Lamrabet, A. (2017). Islam et femmes, les questions qui fâchent. Casablanca: En toutes lettres.
Sefrioui, K. (2013). La revue Souffles (1966-1973) – Espoirs de révolution culturelle au Maroc. Casablanca: Éditions du Sirocco.
Sefrioui, K. (2017). Le livre à l’épreuve, les failles de la chaîne au Maroc. Casablanca: En toutes lettres, collection Enquêtes.
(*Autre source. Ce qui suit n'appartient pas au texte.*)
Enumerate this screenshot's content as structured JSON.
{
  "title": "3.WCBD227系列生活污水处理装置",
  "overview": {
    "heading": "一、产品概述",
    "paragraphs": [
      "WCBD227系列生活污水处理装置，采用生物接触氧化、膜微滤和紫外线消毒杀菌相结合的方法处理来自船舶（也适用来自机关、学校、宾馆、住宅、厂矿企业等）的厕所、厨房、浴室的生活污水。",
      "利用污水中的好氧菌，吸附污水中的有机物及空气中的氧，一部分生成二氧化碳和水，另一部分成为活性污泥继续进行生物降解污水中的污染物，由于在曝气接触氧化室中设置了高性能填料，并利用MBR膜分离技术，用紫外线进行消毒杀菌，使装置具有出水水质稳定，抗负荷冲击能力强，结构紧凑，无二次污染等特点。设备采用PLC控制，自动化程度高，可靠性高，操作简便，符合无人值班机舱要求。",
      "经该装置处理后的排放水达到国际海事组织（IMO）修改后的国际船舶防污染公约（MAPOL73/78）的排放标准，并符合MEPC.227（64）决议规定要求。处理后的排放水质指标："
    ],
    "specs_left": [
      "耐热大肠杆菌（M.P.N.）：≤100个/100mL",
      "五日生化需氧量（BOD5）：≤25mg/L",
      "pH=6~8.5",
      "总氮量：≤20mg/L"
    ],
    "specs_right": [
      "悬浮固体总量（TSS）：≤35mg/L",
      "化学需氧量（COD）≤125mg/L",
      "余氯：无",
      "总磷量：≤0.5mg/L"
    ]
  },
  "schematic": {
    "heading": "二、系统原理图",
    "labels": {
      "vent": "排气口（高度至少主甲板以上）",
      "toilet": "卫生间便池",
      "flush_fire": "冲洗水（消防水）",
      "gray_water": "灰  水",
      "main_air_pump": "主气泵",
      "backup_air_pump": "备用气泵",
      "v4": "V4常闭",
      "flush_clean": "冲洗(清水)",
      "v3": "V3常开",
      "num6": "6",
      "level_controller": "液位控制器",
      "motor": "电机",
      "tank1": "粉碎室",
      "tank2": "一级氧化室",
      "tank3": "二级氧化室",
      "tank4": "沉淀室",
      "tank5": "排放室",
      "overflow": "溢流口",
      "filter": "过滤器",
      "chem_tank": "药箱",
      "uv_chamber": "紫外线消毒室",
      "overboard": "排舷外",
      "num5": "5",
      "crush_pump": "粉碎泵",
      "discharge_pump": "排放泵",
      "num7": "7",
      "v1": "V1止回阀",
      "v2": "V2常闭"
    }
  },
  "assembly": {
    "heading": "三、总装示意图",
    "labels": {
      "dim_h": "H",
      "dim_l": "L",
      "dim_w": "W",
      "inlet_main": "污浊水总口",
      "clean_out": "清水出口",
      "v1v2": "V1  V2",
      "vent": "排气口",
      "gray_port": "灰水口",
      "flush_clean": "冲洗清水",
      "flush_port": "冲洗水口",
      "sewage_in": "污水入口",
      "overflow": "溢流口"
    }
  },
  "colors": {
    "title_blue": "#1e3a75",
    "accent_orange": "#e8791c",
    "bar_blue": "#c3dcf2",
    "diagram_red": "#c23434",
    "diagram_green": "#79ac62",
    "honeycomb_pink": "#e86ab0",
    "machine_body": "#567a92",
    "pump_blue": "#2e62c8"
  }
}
Kenza Sefrioui est éditrice, critique littéraire et journaliste culturelle. Elle a tenu la rubrique littéraire au Journal hebdomadaire de 2005 à 2010 et collabore à Tel Quel et Economia HEM Research Center. Elle a étudié la littérature comparée à l’Université Paris IV-Sorbonne et a publié sa thèse de doctorat : Souffles (1966-1973), espoirs de révolution culturelle au Maroc (Editions du Sirocco, prix Grand Atlas 2013). Elle a aussi codirigé Casablanca œuvre ouverte, réédition augmentée de Casablanca, fragments d’imaginaire avec un deuxième tome, Casablanca poème urbain sur les écritures contemporaines à Casablanca (Le Fennec, 2013) et cosigné Casablanca, nid d’artistes (Malika éditions, 2018). Elle a cofondé avec Hicham Houdaïfa les éditions En Toutes Lettres spécialisées dans l’essai journalistique et de vulgarisation des recherches en sciences humaines, où elle a publié Le livre à l’épreuve, les failles de la chaîne au Maroc (En toutes lettres, 2017).